I'd had ham with pineapple before I had the Jolly Roger Teriyaki burger so I already appreciated how well pineapple went with meat. Other great burgers of my childhood were the Bob's Big Boy double decker (when Bob's was a tiny local chain, not the empire it later became), the cheeseburger with exquisite cheddar- which I'd enjoyed meatless in my previous incarnation as a vegetarian, at The Hot Dog Show, and both the Russian Burger (Russian dressing) and the Filet Mignon burger at Hamburger Hamlet all glow in my culinary memories. On a recent trip to LA, I noticed that there were no more gourmet burgers at the Hamlet- it's as if the concept of a gourmet burger, once cherished by hamburger lovers in lA, had vanished like the city's old trolley system. Sadly, the Red Robin chain has joined the rush to the bottom. Is it because the fast food joints have so corrupted the taste buds of the masses that there was no longer a market for a really good burger?
Fumiyo and I left Red Robin increasingly drawn to vegetarianism. Memories are fine, but you can't eat them.

Wednesday, March 15, 2006

And The Belgians Keep On Marching

My 2nd trip to Chambar. Frank and I hadn't sampled all its fine Belgian beers so a return trip was required. The delightfully named Duchess de Bourgogne had even a more delightful taste. I'd thought to try the filet mignon tapa with it, but it was off the menu. Frank ordered a Duvel and La Salade d'hiver, while I ordered the Coquilles St. Jacques. I've been lucky with scallops in Vancouver and these did not disappoint.
As Frank's Duvel appeared, I remembered the first time I'd seen that beer.

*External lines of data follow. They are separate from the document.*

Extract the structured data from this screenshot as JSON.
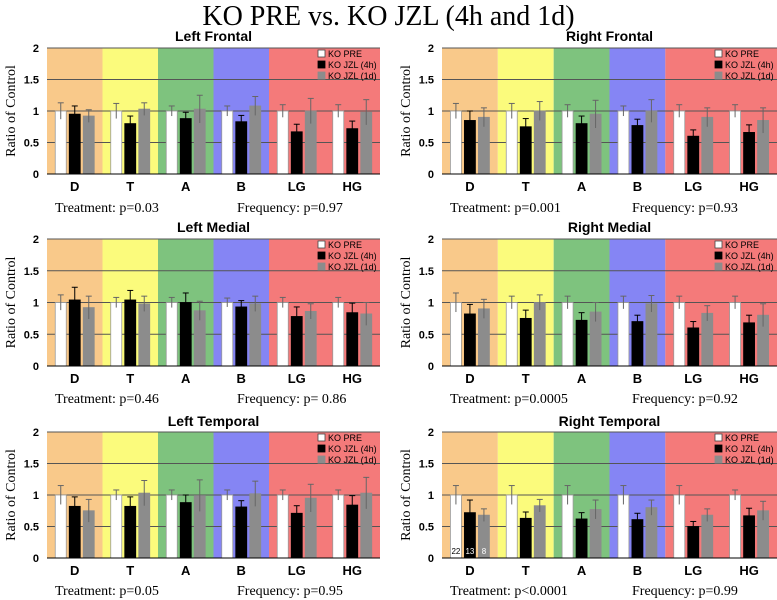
{
  "title": "KO PRE vs. KO JZL (4h and 1d)",
  "legend": [
    {
      "label": "KO PRE",
      "color": "#ffffff"
    },
    {
      "label": "KO JZL (4h)",
      "color": "#000000"
    },
    {
      "label": "KO JZL (1d)",
      "color": "#8c8c8c"
    }
  ],
  "band_colors": [
    "#f9c98a",
    "#fbfb7c",
    "#7ec37e",
    "#8585f4",
    "#f47a7a"
  ],
  "chart_data": [
    {
      "type": "bar",
      "title": "Left Frontal",
      "ylabel": "Ratio of Control",
      "ylim": [
        0,
        2
      ],
      "yticks": [
        "0",
        "0.5",
        "1",
        "1.5",
        "2"
      ],
      "categories": [
        "D",
        "T",
        "A",
        "B",
        "LG",
        "HG"
      ],
      "series": [
        {
          "name": "KO PRE",
          "values": [
            1.0,
            1.0,
            1.0,
            1.0,
            1.0,
            1.0
          ],
          "errors": [
            0.13,
            0.12,
            0.08,
            0.08,
            0.1,
            0.1
          ]
        },
        {
          "name": "KO JZL (4h)",
          "values": [
            0.95,
            0.8,
            0.88,
            0.83,
            0.67,
            0.72
          ],
          "errors": [
            0.13,
            0.12,
            0.1,
            0.1,
            0.12,
            0.12
          ]
        },
        {
          "name": "KO JZL (1d)",
          "values": [
            0.92,
            1.03,
            1.03,
            1.08,
            1.0,
            0.98
          ],
          "errors": [
            0.1,
            0.1,
            0.22,
            0.15,
            0.2,
            0.2
          ]
        }
      ],
      "stats": {
        "treatment": "Treatment: p=0.03",
        "frequency": "Frequency: p=0.97"
      }
    },
    {
      "type": "bar",
      "title": "Right Frontal",
      "ylabel": "Ratio of Control",
      "ylim": [
        0,
        2
      ],
      "yticks": [
        "0",
        "0.5",
        "1",
        "1.5",
        "2"
      ],
      "categories": [
        "D",
        "T",
        "A",
        "B",
        "LG",
        "HG"
      ],
      "series": [
        {
          "name": "KO PRE",
          "values": [
            1.0,
            1.0,
            1.0,
            1.0,
            1.0,
            1.0
          ],
          "errors": [
            0.12,
            0.12,
            0.1,
            0.08,
            0.1,
            0.1
          ]
        },
        {
          "name": "KO JZL (4h)",
          "values": [
            0.85,
            0.75,
            0.8,
            0.77,
            0.6,
            0.66
          ],
          "errors": [
            0.15,
            0.13,
            0.12,
            0.1,
            0.1,
            0.12
          ]
        },
        {
          "name": "KO JZL (1d)",
          "values": [
            0.9,
            1.0,
            0.95,
            1.0,
            0.9,
            0.85
          ],
          "errors": [
            0.15,
            0.15,
            0.22,
            0.18,
            0.15,
            0.2
          ]
        }
      ],
      "stats": {
        "treatment": "Treatment: p=0.001",
        "frequency": "Frequency: p=0.93"
      }
    },
    {
      "type": "bar",
      "title": "Left Medial",
      "ylabel": "Ratio of Control",
      "ylim": [
        0,
        2
      ],
      "yticks": [
        "0",
        "0.5",
        "1",
        "1.5",
        "2"
      ],
      "categories": [
        "D",
        "T",
        "A",
        "B",
        "LG",
        "HG"
      ],
      "series": [
        {
          "name": "KO PRE",
          "values": [
            1.0,
            1.0,
            1.0,
            1.0,
            1.0,
            1.0
          ],
          "errors": [
            0.12,
            0.08,
            0.08,
            0.07,
            0.08,
            0.08
          ]
        },
        {
          "name": "KO JZL (4h)",
          "values": [
            1.04,
            1.04,
            1.0,
            0.93,
            0.78,
            0.84
          ],
          "errors": [
            0.2,
            0.15,
            0.15,
            0.1,
            0.15,
            0.15
          ]
        },
        {
          "name": "KO JZL (1d)",
          "values": [
            0.92,
            0.98,
            0.87,
            0.98,
            0.86,
            0.82
          ],
          "errors": [
            0.18,
            0.12,
            0.15,
            0.12,
            0.12,
            0.18
          ]
        }
      ],
      "stats": {
        "treatment": "Treatment: p=0.46",
        "frequency": "Frequency: p= 0.86"
      }
    },
    {
      "type": "bar",
      "title": "Right Medial",
      "ylabel": "Ratio of Control",
      "ylim": [
        0,
        2
      ],
      "yticks": [
        "0",
        "0.5",
        "1",
        "1.5",
        "2"
      ],
      "categories": [
        "D",
        "T",
        "A",
        "B",
        "LG",
        "HG"
      ],
      "series": [
        {
          "name": "KO PRE",
          "values": [
            1.0,
            1.0,
            1.0,
            1.0,
            1.0,
            1.0
          ],
          "errors": [
            0.15,
            0.1,
            0.1,
            0.1,
            0.1,
            0.1
          ]
        },
        {
          "name": "KO JZL (4h)",
          "values": [
            0.82,
            0.75,
            0.72,
            0.7,
            0.6,
            0.68
          ],
          "errors": [
            0.15,
            0.13,
            0.12,
            0.1,
            0.1,
            0.12
          ]
        },
        {
          "name": "KO JZL (1d)",
          "values": [
            0.9,
            1.0,
            0.85,
            0.98,
            0.83,
            0.8
          ],
          "errors": [
            0.15,
            0.12,
            0.15,
            0.13,
            0.12,
            0.18
          ]
        }
      ],
      "stats": {
        "treatment": "Treatment: p=0.0005",
        "frequency": "Frequency: p=0.92"
      }
    },
    {
      "type": "bar",
      "title": "Left Temporal",
      "ylabel": "Ratio of Control",
      "ylim": [
        0,
        2
      ],
      "yticks": [
        "0",
        "0.5",
        "1",
        "1.5",
        "2"
      ],
      "categories": [
        "D",
        "T",
        "A",
        "B",
        "LG",
        "HG"
      ],
      "series": [
        {
          "name": "KO PRE",
          "values": [
            1.0,
            1.0,
            1.0,
            1.0,
            1.0,
            1.0
          ],
          "errors": [
            0.15,
            0.08,
            0.08,
            0.08,
            0.08,
            0.08
          ]
        },
        {
          "name": "KO JZL (4h)",
          "values": [
            0.82,
            0.82,
            0.88,
            0.81,
            0.71,
            0.84
          ],
          "errors": [
            0.15,
            0.15,
            0.12,
            0.1,
            0.12,
            0.15
          ]
        },
        {
          "name": "KO JZL (1d)",
          "values": [
            0.75,
            1.03,
            0.99,
            1.02,
            0.95,
            1.03
          ],
          "errors": [
            0.18,
            0.2,
            0.25,
            0.2,
            0.22,
            0.25
          ]
        }
      ],
      "stats": {
        "treatment": "Treatment: p=0.05",
        "frequency": "Frequency: p=0.95"
      }
    },
    {
      "type": "bar",
      "title": "Right Temporal",
      "ylabel": "Ratio of Control",
      "ylim": [
        0,
        2
      ],
      "yticks": [
        "0",
        "0.5",
        "1",
        "1.5",
        "2"
      ],
      "categories": [
        "D",
        "T",
        "A",
        "B",
        "LG",
        "HG"
      ],
      "series": [
        {
          "name": "KO PRE",
          "values": [
            1.0,
            1.0,
            1.0,
            1.0,
            1.0,
            1.0
          ],
          "errors": [
            0.15,
            0.15,
            0.15,
            0.15,
            0.15,
            0.08
          ]
        },
        {
          "name": "KO JZL (4h)",
          "values": [
            0.72,
            0.63,
            0.62,
            0.61,
            0.5,
            0.67
          ],
          "errors": [
            0.2,
            0.1,
            0.1,
            0.1,
            0.08,
            0.12
          ]
        },
        {
          "name": "KO JZL (1d)",
          "values": [
            0.68,
            0.83,
            0.77,
            0.8,
            0.68,
            0.75
          ],
          "errors": [
            0.1,
            0.1,
            0.15,
            0.12,
            0.1,
            0.15
          ]
        }
      ],
      "bar_annotations": [
        "22",
        "13",
        "8"
      ],
      "stats": {
        "treatment": "Treatment: p<0.0001",
        "frequency": "Frequency: p=0.99"
      }
    }
  ]
}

A new department store had just opened accross from the english school I was teaching at in Hamamatsu, Japan. I bought a couple of bottles for my beer-loving boss and myself. This was 35 years ago, but I remember it tasted very good, and this contrasted against the always excellent Japanese beer. Frank was not displeased, but when he had a sip of my Duchess, he regretted his choice and ordered one for himself for the next round.
Both of us ordered from the starred "recommended by the Vancouver Aquarium as an ocean friendly choice" menu for our 2nd round of appetisers. This is after all, the birthplace of Greenpeace. Frank went with the Ecuadorian Octopus (polluted with avocado so I avoided it like a nightmare of plagues) and always prawn-trophic, I ordered Les Scampis a l'harissa. It was so fiery it could have its own planets. I had to pop the fierce shrimp quickly into my mouth and wash em down with the recommended white wine. I complained to the server, and was told that l'harissa is a kind of fiery spice. It would have useful to know this before it was ordered.
Having run out of appetisers that looked appetising, I went with a sablefish, prawn, scallop and mussel thing (see above) whose name I don't recall and it's not on the website menu. It was in an oddly vegetable-tasting broth. Now I love most vegetables. Combining vegies and anything is always a good idea to me. But somehow this didn't work. Once again I complained to my server and was told no one else had ever complained before. Maybe no one who knows the difference between "good" and "bad" food had ever eaten at Chambar before. To add further insult to my tongue, I'd ordered a Rodenbach Grand Cru to go with the clashing vegies and seafood. The server had suggested it to go well after the Duchess. The opposite might have been true. If I'd started with the "Grand" cru, I might have enjoyed it, but coming after the Duchess, it was a looooooooooong step down. Frank had ordered my fiery shrimp for his 3rd order, and despite his love for hot food, was amazed that I'd been able to eat it and not spontaneously combust. So only one of my 3 mini-meals, and one of the two beers were anywhere near worth the 80 bucks that was my portion of the bill.